Monday, June 13, 2011

Moar LOLWUT

Do you ‘muhmember ol’ Elanor of Aquitaine? Of course you do! Richard the Lionhearted was the favorite son of Elanor, and he was rull nice. He was even nice to his arch-enemy, Saladin.
So who was Saladin? Well, you MUST remember the crusades.


They were for gettin’ back the Holy Land from the Muslims and all that. Well, Saladin was a Muslim. He wasn’t just A Muslim, he was the sultan of Egypt. He started out small and stuff, but then he worked his way up the latter and then he was Sultan. So he now ruled over Egypt, but guess what? HE WANTED MOAR. Déjà vu. Saladin decided to go after Jerusalem, and he conquered it.
And ohhh guuurrrlll it was on.


He took down a golden cross on a church and made it a mosque. Oooh they didn’t like that.
So now we’re in the 3rd crusades!
In enters Richard the Lionhearted. Richard decided to go in and fight the 3rd crusade, but he didn’t know that Saladin was just as chivalrous as he was. He was really nice to his prisoners, and he gave people a chance to surrender before he tried to take Jerusalem. But hey didn’t so he went in and took the city.
What about the leaders of the 3rd crusades? There were... erm... 3. Three main leaders, each kings, went out together. However, one of them, being SIXTY-SEVEN, drowned. So Richard the Lionhearted and Philip, King of France, marched out. But then Philip had to go back to France because he got a boo-boo. So we started with three, but we quickly went down to one. Dundundun~
So Richard said to Saladin, “HERE TAKE MY SISTER.”
But the church didn’t like that (no dur) so the marriage was a no-go.
So Saladin said, “A’ight, all you Christians keep your lands and I’ll give you half’a Jerusalem. And I’ll throw in Park Placeee~”
So like every deal like every deal in Monopoly, Richard said, “OH YEAHHH!” And then he saw that Saladin all the light blues and he said, “Uhwaitwaitwait I want Boardwalk too.”
And Sal said “No.”
So Richard decided to attack this city called Jaffa in 1192. And he was sooo excited he ran outta the ship and waves his axe all over the place. They were outnumbered a lot, but they got pumped up because of Richard. So they ran out and followed Richard, but Saladin saw him out of his window.
He summoned a servant, because he saw that Richard was running around on foot.

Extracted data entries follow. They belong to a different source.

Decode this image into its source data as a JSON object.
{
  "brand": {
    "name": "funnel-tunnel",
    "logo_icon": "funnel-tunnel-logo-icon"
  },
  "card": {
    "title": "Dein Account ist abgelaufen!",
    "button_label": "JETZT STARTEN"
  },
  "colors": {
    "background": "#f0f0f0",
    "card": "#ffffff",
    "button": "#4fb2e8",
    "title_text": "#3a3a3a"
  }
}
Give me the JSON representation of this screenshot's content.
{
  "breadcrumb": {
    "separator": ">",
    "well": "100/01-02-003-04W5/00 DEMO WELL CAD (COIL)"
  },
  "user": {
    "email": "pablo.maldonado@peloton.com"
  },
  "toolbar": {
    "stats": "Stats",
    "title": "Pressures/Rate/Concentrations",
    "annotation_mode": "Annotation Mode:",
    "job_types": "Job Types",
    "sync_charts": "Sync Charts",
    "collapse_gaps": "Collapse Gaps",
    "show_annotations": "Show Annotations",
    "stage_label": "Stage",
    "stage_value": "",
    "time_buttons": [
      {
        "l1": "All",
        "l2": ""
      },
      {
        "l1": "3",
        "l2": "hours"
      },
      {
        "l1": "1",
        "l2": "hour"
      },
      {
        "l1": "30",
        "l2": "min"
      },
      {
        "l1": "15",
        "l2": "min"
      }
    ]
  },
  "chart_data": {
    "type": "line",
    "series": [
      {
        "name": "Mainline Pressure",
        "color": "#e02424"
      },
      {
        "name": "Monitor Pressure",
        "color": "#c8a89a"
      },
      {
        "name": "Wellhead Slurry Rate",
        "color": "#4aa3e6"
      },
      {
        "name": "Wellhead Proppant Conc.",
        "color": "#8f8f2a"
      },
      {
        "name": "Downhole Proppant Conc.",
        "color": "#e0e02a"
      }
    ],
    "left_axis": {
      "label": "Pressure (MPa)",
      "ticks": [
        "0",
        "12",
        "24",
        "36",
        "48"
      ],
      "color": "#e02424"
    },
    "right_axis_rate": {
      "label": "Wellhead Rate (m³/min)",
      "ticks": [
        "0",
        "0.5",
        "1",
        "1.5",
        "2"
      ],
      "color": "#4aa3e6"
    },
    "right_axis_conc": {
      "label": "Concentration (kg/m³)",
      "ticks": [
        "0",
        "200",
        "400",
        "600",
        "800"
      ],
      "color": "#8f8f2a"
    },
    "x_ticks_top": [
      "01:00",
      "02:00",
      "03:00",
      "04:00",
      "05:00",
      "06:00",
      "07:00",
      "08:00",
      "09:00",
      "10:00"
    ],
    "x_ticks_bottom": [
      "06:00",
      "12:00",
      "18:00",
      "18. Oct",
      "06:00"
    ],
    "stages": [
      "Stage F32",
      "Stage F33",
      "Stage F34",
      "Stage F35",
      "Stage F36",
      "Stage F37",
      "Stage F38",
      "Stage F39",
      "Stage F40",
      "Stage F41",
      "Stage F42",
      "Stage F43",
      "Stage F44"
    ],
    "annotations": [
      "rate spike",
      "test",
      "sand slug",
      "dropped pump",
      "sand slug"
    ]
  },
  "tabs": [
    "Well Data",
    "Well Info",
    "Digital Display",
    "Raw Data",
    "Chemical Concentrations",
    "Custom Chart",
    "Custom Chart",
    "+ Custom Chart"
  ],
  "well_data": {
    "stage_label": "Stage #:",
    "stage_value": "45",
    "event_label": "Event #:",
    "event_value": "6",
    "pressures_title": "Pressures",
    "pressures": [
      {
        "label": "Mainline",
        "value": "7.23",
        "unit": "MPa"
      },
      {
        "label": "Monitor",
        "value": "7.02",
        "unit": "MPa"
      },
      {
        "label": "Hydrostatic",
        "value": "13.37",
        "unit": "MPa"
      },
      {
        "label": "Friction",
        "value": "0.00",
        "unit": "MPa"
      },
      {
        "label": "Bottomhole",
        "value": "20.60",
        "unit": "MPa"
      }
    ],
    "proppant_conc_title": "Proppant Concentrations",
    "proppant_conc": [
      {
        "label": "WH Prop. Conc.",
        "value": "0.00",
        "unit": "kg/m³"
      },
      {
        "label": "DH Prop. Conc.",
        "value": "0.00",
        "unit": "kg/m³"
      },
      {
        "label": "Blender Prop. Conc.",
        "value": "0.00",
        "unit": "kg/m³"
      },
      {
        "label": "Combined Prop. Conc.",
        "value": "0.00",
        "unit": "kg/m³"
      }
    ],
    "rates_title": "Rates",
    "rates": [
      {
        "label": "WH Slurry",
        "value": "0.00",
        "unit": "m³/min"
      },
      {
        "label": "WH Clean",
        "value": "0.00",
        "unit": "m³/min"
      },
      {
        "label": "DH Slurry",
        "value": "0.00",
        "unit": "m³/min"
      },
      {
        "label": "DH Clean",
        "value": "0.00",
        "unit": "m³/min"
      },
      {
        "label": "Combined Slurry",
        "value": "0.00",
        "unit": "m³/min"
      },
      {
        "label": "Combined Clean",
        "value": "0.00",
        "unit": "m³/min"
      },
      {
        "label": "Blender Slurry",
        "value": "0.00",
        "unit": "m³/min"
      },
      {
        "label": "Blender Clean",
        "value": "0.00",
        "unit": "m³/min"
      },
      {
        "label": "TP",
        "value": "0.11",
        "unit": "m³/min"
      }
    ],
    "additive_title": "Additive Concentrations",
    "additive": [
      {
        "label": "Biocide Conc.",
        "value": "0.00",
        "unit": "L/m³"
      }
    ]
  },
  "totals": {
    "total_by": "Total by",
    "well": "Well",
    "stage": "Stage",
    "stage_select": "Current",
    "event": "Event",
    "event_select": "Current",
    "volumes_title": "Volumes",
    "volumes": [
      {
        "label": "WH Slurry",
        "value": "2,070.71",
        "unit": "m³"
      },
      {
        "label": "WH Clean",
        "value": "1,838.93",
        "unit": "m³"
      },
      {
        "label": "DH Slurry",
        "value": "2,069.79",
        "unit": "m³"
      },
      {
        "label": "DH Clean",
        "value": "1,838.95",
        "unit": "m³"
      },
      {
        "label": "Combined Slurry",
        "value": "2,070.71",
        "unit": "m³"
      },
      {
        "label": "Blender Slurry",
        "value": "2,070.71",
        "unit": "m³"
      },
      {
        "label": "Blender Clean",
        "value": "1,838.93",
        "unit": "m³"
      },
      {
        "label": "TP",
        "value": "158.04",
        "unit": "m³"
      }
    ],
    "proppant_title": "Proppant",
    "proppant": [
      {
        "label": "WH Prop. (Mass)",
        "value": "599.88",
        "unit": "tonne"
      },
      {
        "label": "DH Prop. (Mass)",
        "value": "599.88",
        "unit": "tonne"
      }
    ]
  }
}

So what does he do?
He sends Richard a horse.


Uhmyeah.
Well Richard rides his new horse right in front of the Muslims to show off.
And then he sent Sal some Falcons.


Oh gosh. Mom just said it’s getting weirder.
The next day, Richard got sick. Richard called for fruit and water, and a bed to sleep in. So who comes to his aid?
SALADIN.
Saladin comes with... uhh... pears... water, snow, and his own personal doctor.
Last I checked, rivals aren’t supposed to act like that.
It became apparent that neither really wanted to win, because they didn’t want the other to loose. So they signed a three year peace treaty in Jaffa, which was pretty fair. The Christians could keep some of their cities on the coast, and could visit Jerusalem, but it’d be ruled by the Muslims.
Richard said after he signed the treaty, he said, “Hey man, you know after the treaty is over... you’re toast.”
And Saladin said, “Yeah. Figured.”
But Saladin was never able to win (or loose, technically speaking) because he died a year later. Richard died two years later, due to being shot by a crossbow.
SO, HOW ‘BOUT THEM ANTI-CLIMATIC ENDINGS?